Boasting a most uncommon name (a nickname, says owner Carl Kepner) and a unique location (a quarter of a mile from the start of the San Clemente Pier), Schleppy's is the epitome of a locals' place, according to its owner, a resident of San Clemente since 1976.
"I never in a million years would have imagined myself running a business such as this," Kepneradmits. "I used to own a retail business in Dana Point Harbor (Kepner's Kastle), which I operated for 18 months. But, when I happened to read about this place being for sale, I saw a terrific opportunity to create something really special."
Kepner's "vision" was to create a place where people could meet, relax and hangout, away from the noise and stress of every day life. And what better place to do this than the pier?
"Just look at the view," he says, arms sweeping the horizon. "What could be better than this? People of all ages come here to enjoy the pier and the ocean.
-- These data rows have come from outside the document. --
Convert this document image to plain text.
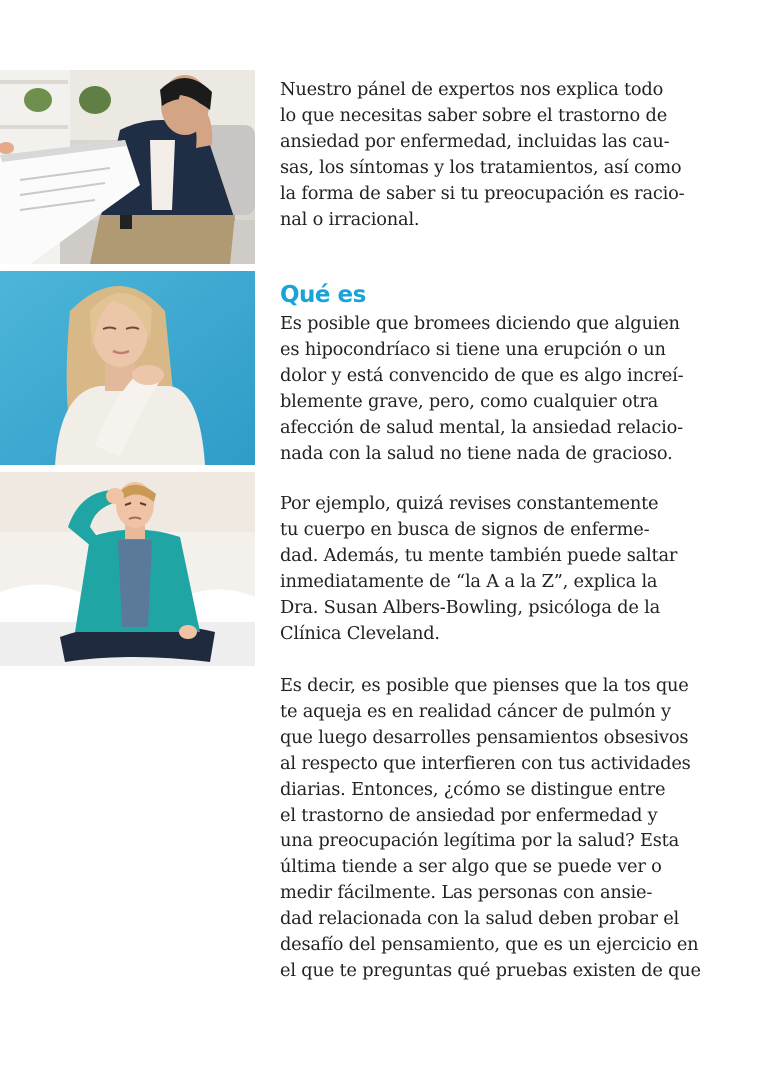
Nuestro pánel de expertos nos explica todo
lo que necesitas saber sobre el trastorno de
ansiedad por enfermedad, incluidas las cau-
sas, los síntomas y los tratamientos, así como
la forma de saber si tu preocupación es racio-
nal o irracional.

Qué es

Es posible que bromees diciendo que alguien
es hipocondríaco si tiene una erupción o un
dolor y está convencido de que es algo increí-
blemente grave, pero, como cualquier otra
afección de salud mental, la ansiedad relacio-
nada con la salud no tiene nada de gracioso.

Por ejemplo, quizá revises constantemente
tu cuerpo en busca de signos de enferme-
dad. Además, tu mente también puede saltar
inmediatamente de “la A a la Z”, explica la
Dra. Susan Albers-Bowling, psicóloga de la
Clínica Cleveland.

Es decir, es posible que pienses que la tos que
te aqueja es en realidad cáncer de pulmón y
que luego desarrolles pensamientos obsesivos
al respecto que interfieren con tus actividades
diarias. Entonces, ¿cómo se distingue entre
el trastorno de ansiedad por enfermedad y
una preocupación legítima por la salud? Esta
última tiende a ser algo que se puede ver o
medir fácilmente. Las personas con ansie-
dad relacionada con la salud deben probar el
desafío del pensamiento, que es un ejercicio en
el que te preguntas qué pruebas existen de que
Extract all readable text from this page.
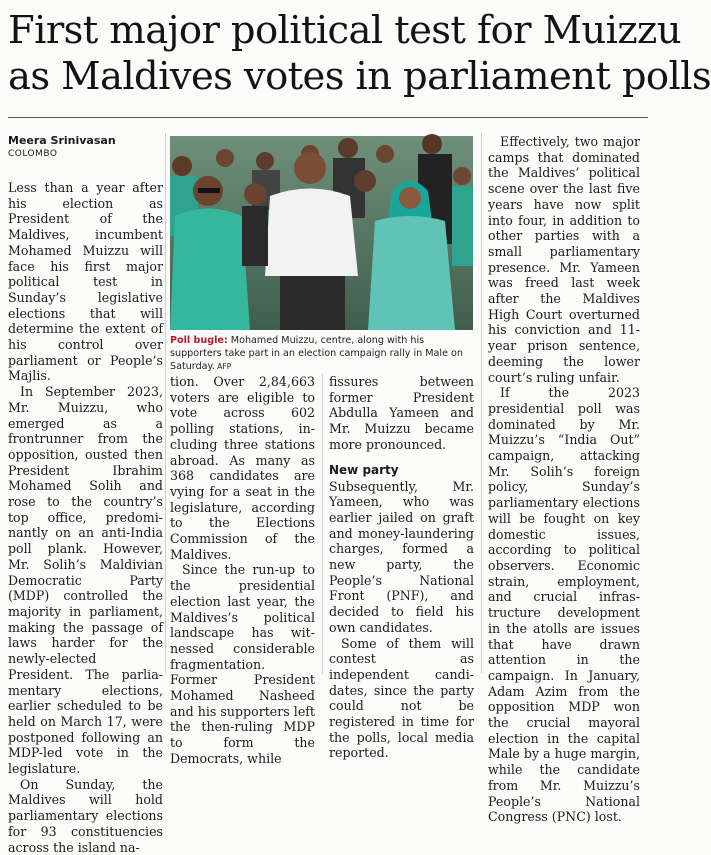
First major political test for Muizzu
as Maldives votes in parliament polls
Meera Srinivasan
COLOMBO

Less than a year after his election as President of the Maldives, incumbent Mohamed Muizzu will face his first major political test in Sunday’s legislative elections that will determine the extent of his control over parliament or People’s Majlis.

In September 2023, Mr. Muizzu, who emerged as a frontrunner from the opposition, ousted then President Ibrahim Mohamed Solih and rose to the country’s top office, predominantly on an anti-India poll plank. However, Mr. Solih’s Maldivian Democratic Party (MDP) controlled the majority in parliament, making the passage of laws harder for the newly-elected President. The parliamentary elections, earlier scheduled to be held on March 17, were postponed following an MDP-led vote in the legislature.

On Sunday, the Maldives will hold parliamentary elections for 93 constituencies across the island na-

Poll bugle: Mohamed Muizzu, centre, along with his supporters take part in an election campaign rally in Male on Saturday. AFP

tion. Over 2,84,663 voters are eligible to vote across 602 polling stations, including three stations abroad. As many as 368 candidates are vying for a seat in the legislature, according to the Elections Commission of the Maldives.

Since the run-up to the presidential election last year, the Maldives’s political landscape has witnessed considerable fragmentation. Former President Mohamed Nasheed and his supporters left the then-ruling MDP to form the Democrats, while

fissures between former President Abdulla Yameen and Mr. Muizzu became more pronounced.

New party

Subsequently, Mr. Yameen, who was earlier jailed on graft and money-laundering charges, formed a new party, the People’s National Front (PNF), and decided to field his own candidates.

Some of them will contest as independent candidates, since the party could not be registered in time for the polls, local media reported.

Effectively, two major camps that dominated the Maldives’ political scene over the last five years have now split into four, in addition to other parties with a small parliamentary presence. Mr. Yameen was freed last week after the Maldives High Court overturned his conviction and 11-year prison sentence, deeming the lower court’s ruling unfair.

If the 2023 presidential poll was dominated by Mr. Muizzu’s “India Out” campaign, attacking Mr. Solih’s foreign policy, Sunday’s parliamentary elections will be fought on key domestic issues, according to political observers. Economic strain, employment, and crucial infrastructure development in the atolls are issues that have drawn attention in the campaign. In January, Adam Azim from the opposition MDP won the crucial mayoral election in the capital Male by a huge margin, while the candidate from Mr. Muizzu’s People’s National Congress (PNC) lost.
The tranquility and beauty are incredible."
Fulfilling his vision was not easy, admits Kepner, who said the process from buying the business to renovating it took several months. "Lots of paperwork," he moans. "Too much of it, in fact."
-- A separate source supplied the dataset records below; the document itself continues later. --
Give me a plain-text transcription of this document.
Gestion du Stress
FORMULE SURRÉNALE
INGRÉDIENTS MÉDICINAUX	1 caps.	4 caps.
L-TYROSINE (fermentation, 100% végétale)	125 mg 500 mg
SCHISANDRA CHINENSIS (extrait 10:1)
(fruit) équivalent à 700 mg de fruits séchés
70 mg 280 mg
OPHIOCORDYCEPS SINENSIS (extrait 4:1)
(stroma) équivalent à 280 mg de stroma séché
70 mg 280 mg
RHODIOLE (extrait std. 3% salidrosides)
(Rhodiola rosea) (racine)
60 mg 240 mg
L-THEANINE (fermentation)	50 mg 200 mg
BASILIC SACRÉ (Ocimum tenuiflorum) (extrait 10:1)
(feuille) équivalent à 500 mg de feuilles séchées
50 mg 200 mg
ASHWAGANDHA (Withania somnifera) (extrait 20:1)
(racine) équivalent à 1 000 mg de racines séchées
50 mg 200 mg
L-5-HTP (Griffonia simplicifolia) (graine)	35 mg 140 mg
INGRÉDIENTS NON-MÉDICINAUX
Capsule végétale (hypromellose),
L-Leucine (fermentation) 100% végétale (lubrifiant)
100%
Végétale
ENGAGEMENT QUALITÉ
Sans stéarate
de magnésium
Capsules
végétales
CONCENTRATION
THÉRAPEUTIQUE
It seems the 400-square-foot site that houses Schleppy's was built in 1927. "I was told that I am the fourth owner," he reveals. "The previous owner was here for six years, and had hoped to be here at least another five, but he became ill and had to sell."
After purchasing the business and changing the name, Kepner began a massive renovation, adding a grill and espresso machine, and completely redoing the interior.
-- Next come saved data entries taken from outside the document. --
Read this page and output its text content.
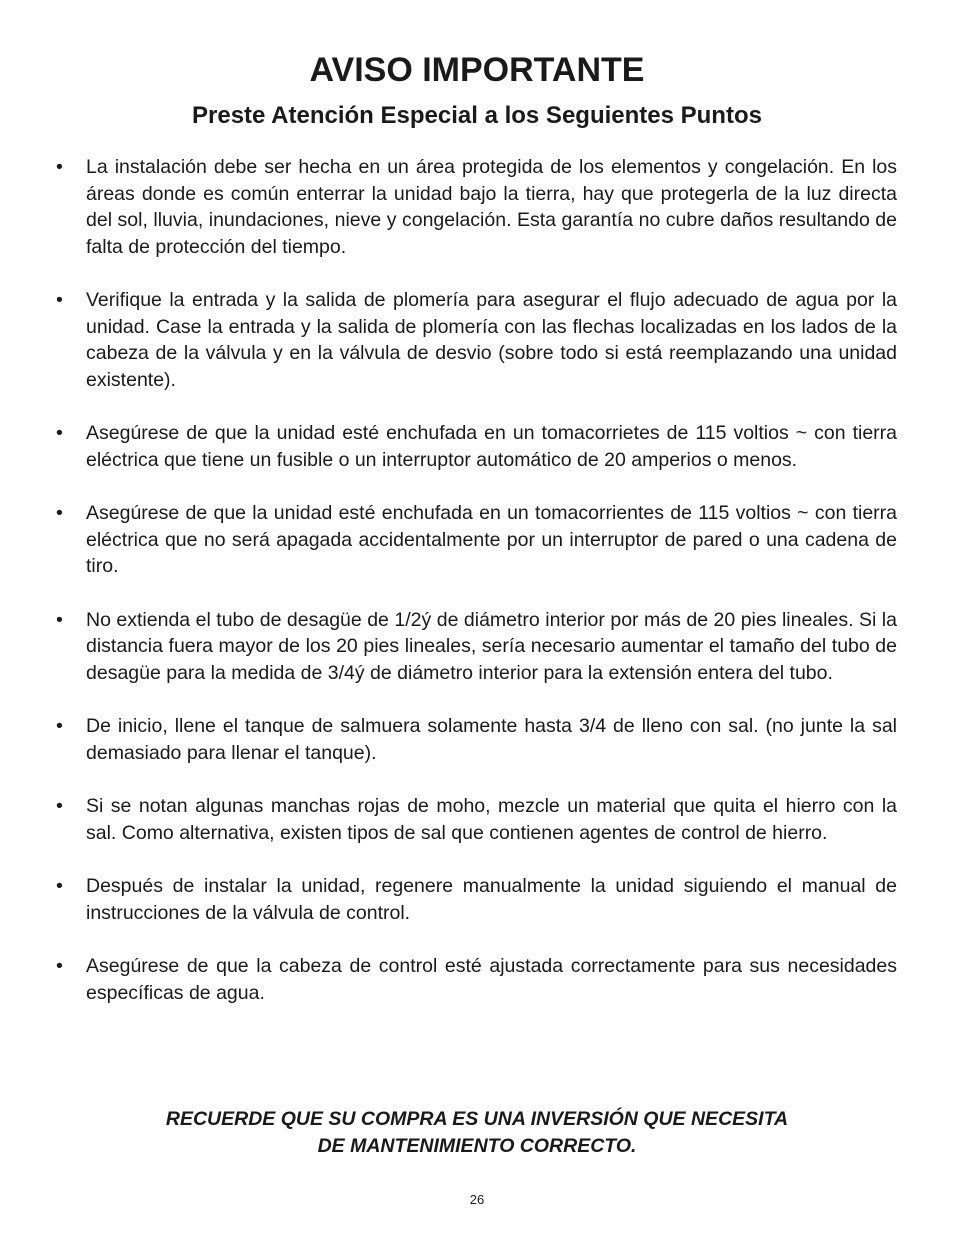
AVISO IMPORTANTE
Preste Atención Especial a los Seguientes Puntos
•	La instalación debe ser hecha en un área protegida de los elementos y congelación. En los áreas donde es común enterrar la unidad bajo la tierra, hay que protegerla de la luz directa del sol, lluvia, inundaciones, nieve y congelación. Esta garantía no cubre daños resultando de falta de protección del tiempo.
•	Verifique la entrada y la salida de plomería para asegurar el flujo adecuado de agua por la unidad. Case la entrada y la salida de plomería con las flechas localizadas en los lados de la cabeza de la válvula y en la válvula de desvio (sobre todo si está reemplazando una unidad existente).
•	Asegúrese de que la unidad esté enchufada en un tomacorrietes de 115 voltios ~ con tierra eléctrica que tiene un fusible o un interruptor automático de 20 amperios o menos.
•	Asegúrese de que la unidad esté enchufada en un tomacorrientes de 115 voltios ~ con tierra eléctrica que no será apagada accidentalmente por un interruptor de pared o una cadena de tiro.
•	No extienda el tubo de desagüe de 1/2ý de diámetro interior por más de 20 pies lineales. Si la distancia fuera mayor de los 20 pies lineales, sería necesario aumentar el tamaño del tubo de desagüe para la medida de 3/4ý de diámetro interior para la extensión entera del tubo.
•	De inicio, llene el tanque de salmuera solamente hasta 3/4 de lleno con sal. (no junte la sal demasiado para llenar el tanque).
•	Si se notan algunas manchas rojas de moho, mezcle un material que quita el hierro con la sal. Como alternativa, existen tipos de sal que contienen agentes de control de hierro.
•	Después de instalar la unidad, regenere manualmente la unidad siguiendo el manual de instrucciones de la válvula de control.
•	Asegúrese de que la cabeza de control esté ajustada correctamente para sus necesidades específicas de agua.
RECUERDE QUE SU COMPRA ES UNA INVERSIÓN QUE NECESITA
DE MANTENIMIENTO CORRECTO.
26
"We make the most of our space," he proudly notes during a brief tour. "You should have seen how the place was when I bought it. It was more of a fish and bait operation than anything else. For decades, the town wanted to see something such as what we have here built, a combination eatery and retail operation. I was able to get this done, happily, and a lot sooner than I thought it would take."
Kepner obviously enjoys the people aspect of his business the best, noting that the majority of his customers are repeat ones.
"We open at 7 a.m. specifically to take care of a group of about 20 seniors who live here and come to the pier every morning to talk and relax," he boasts. "During the summer, it's real crazy here, with people of all ages staying way into the night. That's the best time of the year."
Manager Melinda Smart, also a San Clemente resident, agrees. "We had lines of people 20-deep last summer," she remarks. "It was incredible. All the kids were asking for cotton candy and snow cones. You don't see this type of a business everywhere. It's really special."
Kepner echoes Smart's words by noting that creating an "old time" place was part of his vision. "There was a time when businesses such as mine were everywhere along the coast," he remembers. "Mom and pop operations where owners knew their customers' names. You don't see much of that anymore, although we do have some of that here in San Clemente, fortunately. Well, I wanted to bring back that feeling and I am happy to report that we've been able to do that."
As proof of his words he points to a pair of tables in front of his business, each one bearing a checkers game and both being enjoyed. "See that?" he remarks admiringly, "At one table you have a young couple playing checkers, and at the other table there is an older couple playing. How often do you see that?